Inflammatory breast cancer (IBC) is a rare, aggressive form of breast cancer that tends to develop quickly, sometimes in just a few weeks or months. IBC starts in the milk ducts of the breasts and, by the time it has been diagnosed, has usually already spread to the lymph nodes and further.
The distinctive symptoms of redness, swelling, and tenderness are “because cancer cells block the lymphatic vessels in the skin overlying the breast,” says Jessica Maxwell, MD, assistant professor of surgical oncology at the University of Nebraska Medical Center.
The lymph vessels carry lymph fluid, part of the body’s infection-fighting system, throughout the body.
Although IBC accounts for only about 1% to 5% of all breast cancers, it has a steeper mortality rate than other malignancies in the breast.
Inflammatory breast cancer symptoms
The most characteristic symptom of IBC is ridged, pitted, or dimpled skin caused by the buildup of lymphatic fluid in the skin. This is called “peau d’orange” or “skin of an orange.”
“The skin gets very swollen and thick and the pores get larger,” explains Lauren S. Cassell, MD, chief of breast surgery at Lenox Hill Hospital in New York City.
Sometimes the nipple may be flattened or inverted, the skin may look red, purple, or bruised, and lymph nodes under the arm or near the collarbone may be swollen. Some women also have a feeling of heaviness or burning in their breasts. Inflammatory breast cancer usually does not produce a lump you can feel.
Inflammatory breast cancer causes
No one knows exactly what causes IBC other than it usually starts in the milk ducts of the breast.
“We know it generally begins like other cancers where you have an abnormal cell within the breast and typically a mutation within that cell’s DNA instructs the cell to grow or divide very rapidly,” says Dr. Maxwell.
IBC differs from other cancers in that “rapidly dividing cells accumulate and clog those lymphatic vessels and skin,” she adds.
Inflammatory breast cancer diagnosis
IBC is easily confused with a breast infection, especially in younger women who may be breastfeeding. In fact, it’s often first treated with antibiotics, says Dr. Cassell. “If you have a patient who does not respond to antibiotics in seven to 10 days, then you have to have a very strong consideration for IBC.”

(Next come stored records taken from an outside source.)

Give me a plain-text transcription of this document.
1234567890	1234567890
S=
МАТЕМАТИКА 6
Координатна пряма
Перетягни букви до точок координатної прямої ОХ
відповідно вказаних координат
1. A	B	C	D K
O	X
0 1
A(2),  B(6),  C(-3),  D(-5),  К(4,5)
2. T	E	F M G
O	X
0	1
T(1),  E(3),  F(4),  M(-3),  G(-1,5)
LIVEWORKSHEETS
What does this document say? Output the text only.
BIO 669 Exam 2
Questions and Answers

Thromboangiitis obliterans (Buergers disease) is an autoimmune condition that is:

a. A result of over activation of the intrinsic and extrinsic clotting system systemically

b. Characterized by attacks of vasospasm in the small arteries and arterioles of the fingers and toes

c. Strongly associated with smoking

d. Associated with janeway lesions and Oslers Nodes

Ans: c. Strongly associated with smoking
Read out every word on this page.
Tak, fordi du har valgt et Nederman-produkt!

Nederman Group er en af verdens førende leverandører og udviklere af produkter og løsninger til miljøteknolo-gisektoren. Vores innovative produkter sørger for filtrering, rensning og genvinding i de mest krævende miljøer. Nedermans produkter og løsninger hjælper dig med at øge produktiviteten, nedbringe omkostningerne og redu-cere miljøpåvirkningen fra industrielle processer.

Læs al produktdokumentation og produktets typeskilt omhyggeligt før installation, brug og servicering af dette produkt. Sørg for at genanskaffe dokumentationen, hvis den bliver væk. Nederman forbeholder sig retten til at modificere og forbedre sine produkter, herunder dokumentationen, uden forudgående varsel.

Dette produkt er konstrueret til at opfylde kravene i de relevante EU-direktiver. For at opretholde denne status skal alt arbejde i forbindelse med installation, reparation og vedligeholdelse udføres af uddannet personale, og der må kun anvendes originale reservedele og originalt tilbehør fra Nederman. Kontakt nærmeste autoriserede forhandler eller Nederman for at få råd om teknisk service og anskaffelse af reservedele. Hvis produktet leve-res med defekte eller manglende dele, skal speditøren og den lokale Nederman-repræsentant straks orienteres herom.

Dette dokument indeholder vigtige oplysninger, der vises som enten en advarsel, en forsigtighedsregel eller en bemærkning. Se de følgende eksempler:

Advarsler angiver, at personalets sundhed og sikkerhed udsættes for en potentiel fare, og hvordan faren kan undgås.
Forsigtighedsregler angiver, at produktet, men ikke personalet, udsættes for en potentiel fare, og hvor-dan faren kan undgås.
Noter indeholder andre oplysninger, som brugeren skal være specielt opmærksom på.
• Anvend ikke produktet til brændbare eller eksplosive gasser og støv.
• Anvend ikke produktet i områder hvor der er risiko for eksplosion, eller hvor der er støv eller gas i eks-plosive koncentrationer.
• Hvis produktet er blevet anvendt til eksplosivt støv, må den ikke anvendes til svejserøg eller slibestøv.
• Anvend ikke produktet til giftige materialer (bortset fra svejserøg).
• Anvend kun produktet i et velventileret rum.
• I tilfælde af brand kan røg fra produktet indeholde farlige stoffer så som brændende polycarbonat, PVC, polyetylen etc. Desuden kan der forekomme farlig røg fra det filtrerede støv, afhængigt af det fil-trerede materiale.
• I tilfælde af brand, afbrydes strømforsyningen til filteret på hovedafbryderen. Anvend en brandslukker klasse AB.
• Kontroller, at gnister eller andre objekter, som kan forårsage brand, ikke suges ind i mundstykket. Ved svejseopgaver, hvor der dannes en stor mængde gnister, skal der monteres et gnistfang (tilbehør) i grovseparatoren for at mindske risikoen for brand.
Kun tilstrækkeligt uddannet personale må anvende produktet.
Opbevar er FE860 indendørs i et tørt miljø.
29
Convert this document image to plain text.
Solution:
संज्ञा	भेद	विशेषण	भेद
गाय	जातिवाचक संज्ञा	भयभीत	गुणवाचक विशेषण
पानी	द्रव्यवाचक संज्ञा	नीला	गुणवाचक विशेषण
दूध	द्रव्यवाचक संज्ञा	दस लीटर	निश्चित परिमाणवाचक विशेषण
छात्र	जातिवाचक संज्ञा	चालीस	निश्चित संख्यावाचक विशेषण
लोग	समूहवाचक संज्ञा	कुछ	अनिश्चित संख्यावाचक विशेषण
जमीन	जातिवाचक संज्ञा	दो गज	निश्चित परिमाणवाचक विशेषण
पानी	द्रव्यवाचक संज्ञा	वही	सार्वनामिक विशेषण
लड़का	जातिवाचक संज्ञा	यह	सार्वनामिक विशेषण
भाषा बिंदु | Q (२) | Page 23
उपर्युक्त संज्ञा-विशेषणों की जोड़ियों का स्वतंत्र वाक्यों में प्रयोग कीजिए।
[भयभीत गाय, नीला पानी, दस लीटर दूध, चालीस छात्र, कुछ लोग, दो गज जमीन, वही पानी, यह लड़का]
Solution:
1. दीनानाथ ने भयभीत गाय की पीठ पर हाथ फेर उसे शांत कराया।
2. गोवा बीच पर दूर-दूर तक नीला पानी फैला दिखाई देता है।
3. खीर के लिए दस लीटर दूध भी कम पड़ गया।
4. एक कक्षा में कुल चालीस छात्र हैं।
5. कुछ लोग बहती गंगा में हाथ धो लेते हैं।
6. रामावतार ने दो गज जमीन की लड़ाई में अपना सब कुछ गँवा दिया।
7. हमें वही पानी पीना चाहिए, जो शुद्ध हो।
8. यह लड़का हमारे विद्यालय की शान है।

If that’s the case, the next step is usually a biopsy, she adds. “You don’t wait six months trying to treat this with antibiotics.”
A mammogram doesn’t usually detect IBC, but it can help with diagnosis. “We still usually get imaging to look at the breast tissue itself to see if there’s any kind of underlying abnormality,” says Dr. Maxwell. “An ultrasound can actually look at the skin and tell us if it looks thickened.” MRIs may also be helpful in diagnosing IBC.
Ultimately, though, a diagnosis can only be made with a biopsy, which is taking a sample of tissue and studying it under a microscope. Then you may need other tests like bone scans or chest X-rays to see if and where the cancer has spread.
Inflammatory breast cancer treatment
Inflammatory breast cancer is usually treated with chemotherapy first (called neoadjuvant chemotherapy) to shrink the cancer, then surgery, and then radiation.
Because women with IBC often don’t have a distinct lump in their breast, surgery is usually a type of mastectomy in which the breast, all or most of the lymph nodes, and the lining over the chest muscles but not the chest muscles themselves are removed.
The final step is radiation to kill remaining cancer cells. Occasionally, says Dr. Cassell, there may then be more chemo if some cancer cells still linger.
Many cases of IBC have higher than usual amounts of the protein HER2. These cancers can be treated with targeted drugs to stop this protein. If the cancer cells have hormone receptors, hormone therapy drugs like tamoxifen and aromatase inhibitors may help.
While many mastectomy survivors have reconstructive surgery on their breasts right away, this is not the norm with IBC patients because of the increased likelihood of the cancer returning.
“We generally don’t do reconstruction in the immediate setting. Maybe down the road,” says Dr. Maxwell. “The risk of recurrence is higher, and we want to make sure we have safely removed all of the [cancer].”
If IBC does return, the surgeon would have to undo the reconstruction in order to get at the malignancy. “That’s a big deal for the patient,” says Dr. Maxwell.
Inflammatory breast cancer risk factors
The biggest risk factor for inflammatory breast cancer is being a woman, although men can get it as well.
Black women are at an even higher risk than white women. People who are obese have a greater chance of developing IBC than those at a normal weight.
IBC tends to occur in younger women, with the average age at diagnosis being 52, versus 57 for other types of breast cancer.